Hubo diálogo para sumarse al binomio presidencial de Roberto Lavagna y Juan Manuel Urtubey, de Consenso 2030, aunque finalmente quedó en la nada.
Si bien no sumaron su apoyo, para el Gobierno no deja de ser una buena noticia que Schiaretti no juegue con los Fernández, ya que el gobernador cuenta con un gran caudal electoral en la provincia: en marzo pasado, logró la reelección con más del 57%, casi 40 puntos por encima de Mario Negri, de Cambiemos.
Por otra parte, el mandatario convocó también a intendentes y dirigentes a "trabajar para mantener los dos diputados que ponemos en juego.
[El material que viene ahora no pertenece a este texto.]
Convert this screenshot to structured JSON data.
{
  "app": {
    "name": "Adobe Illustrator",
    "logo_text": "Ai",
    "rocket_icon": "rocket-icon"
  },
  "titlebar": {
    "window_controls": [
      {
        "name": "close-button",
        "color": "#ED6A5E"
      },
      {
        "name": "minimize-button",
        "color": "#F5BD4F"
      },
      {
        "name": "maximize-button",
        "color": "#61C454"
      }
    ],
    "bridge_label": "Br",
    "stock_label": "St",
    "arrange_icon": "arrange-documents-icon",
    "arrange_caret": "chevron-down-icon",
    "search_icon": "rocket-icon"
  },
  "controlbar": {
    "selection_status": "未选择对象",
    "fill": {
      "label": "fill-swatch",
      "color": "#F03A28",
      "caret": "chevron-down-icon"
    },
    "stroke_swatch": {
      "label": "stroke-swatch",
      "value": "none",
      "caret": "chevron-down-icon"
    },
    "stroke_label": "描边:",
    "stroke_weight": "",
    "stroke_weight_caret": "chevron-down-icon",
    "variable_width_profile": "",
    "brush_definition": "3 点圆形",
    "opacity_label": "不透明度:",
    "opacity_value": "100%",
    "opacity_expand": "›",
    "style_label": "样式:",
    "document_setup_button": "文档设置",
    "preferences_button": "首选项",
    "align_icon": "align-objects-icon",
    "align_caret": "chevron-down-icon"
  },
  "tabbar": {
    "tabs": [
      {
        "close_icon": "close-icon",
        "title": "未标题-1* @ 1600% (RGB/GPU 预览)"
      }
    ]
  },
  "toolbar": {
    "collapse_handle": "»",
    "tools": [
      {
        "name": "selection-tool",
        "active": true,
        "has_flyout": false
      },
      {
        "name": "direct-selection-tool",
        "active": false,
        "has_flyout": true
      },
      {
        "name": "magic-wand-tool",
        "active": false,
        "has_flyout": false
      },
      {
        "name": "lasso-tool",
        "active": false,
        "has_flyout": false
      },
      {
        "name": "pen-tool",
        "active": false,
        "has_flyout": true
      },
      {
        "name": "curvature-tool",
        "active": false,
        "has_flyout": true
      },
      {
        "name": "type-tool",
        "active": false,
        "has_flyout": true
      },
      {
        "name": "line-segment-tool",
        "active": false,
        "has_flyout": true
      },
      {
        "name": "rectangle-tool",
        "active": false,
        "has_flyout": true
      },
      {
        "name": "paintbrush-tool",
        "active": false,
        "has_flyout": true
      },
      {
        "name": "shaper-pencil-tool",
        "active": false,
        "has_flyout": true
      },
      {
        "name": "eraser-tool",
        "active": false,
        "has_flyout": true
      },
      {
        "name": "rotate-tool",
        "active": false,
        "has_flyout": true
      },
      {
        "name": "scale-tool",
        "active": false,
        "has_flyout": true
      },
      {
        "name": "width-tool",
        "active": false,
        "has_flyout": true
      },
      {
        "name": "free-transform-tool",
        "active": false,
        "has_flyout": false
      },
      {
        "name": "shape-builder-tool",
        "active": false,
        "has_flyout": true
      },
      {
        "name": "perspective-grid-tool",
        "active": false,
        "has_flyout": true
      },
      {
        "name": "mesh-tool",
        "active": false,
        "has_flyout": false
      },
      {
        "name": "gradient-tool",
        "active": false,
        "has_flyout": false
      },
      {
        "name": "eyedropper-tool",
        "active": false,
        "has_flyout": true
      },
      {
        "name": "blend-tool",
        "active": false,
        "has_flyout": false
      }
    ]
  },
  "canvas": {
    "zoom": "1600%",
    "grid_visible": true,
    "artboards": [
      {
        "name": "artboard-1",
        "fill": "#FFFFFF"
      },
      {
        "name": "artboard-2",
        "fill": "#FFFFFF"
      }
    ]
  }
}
Que voten al presidente que les guste pero que voten por los diputados de Hacemos por Córdoba".
Además, consideró que la elección que se avecina es "difícil", por lo que convocó a la "capacidad de movilización para llegar a cada cordobés" y garantizar la elección de los diputados nacionales del sector.
"Que la gente tenga la cabeza puesta en quien será el presidente", sostuvo y añadió que "no habrá fuerza política que tenga la mayoría en el próximo Congreso y por lo tanto para defender a Córdoba en un país cruzado por la grieta de precisa de diputados nacionales que respondan a la provincia".
En esa línea, manifestó que "nosotros queremos la unión de los argentinos, queremos que no haya grieta. Por eso queremos diputados que quieran a Córdoba y la defiendan. Y en ese contexto vamos a esta elección".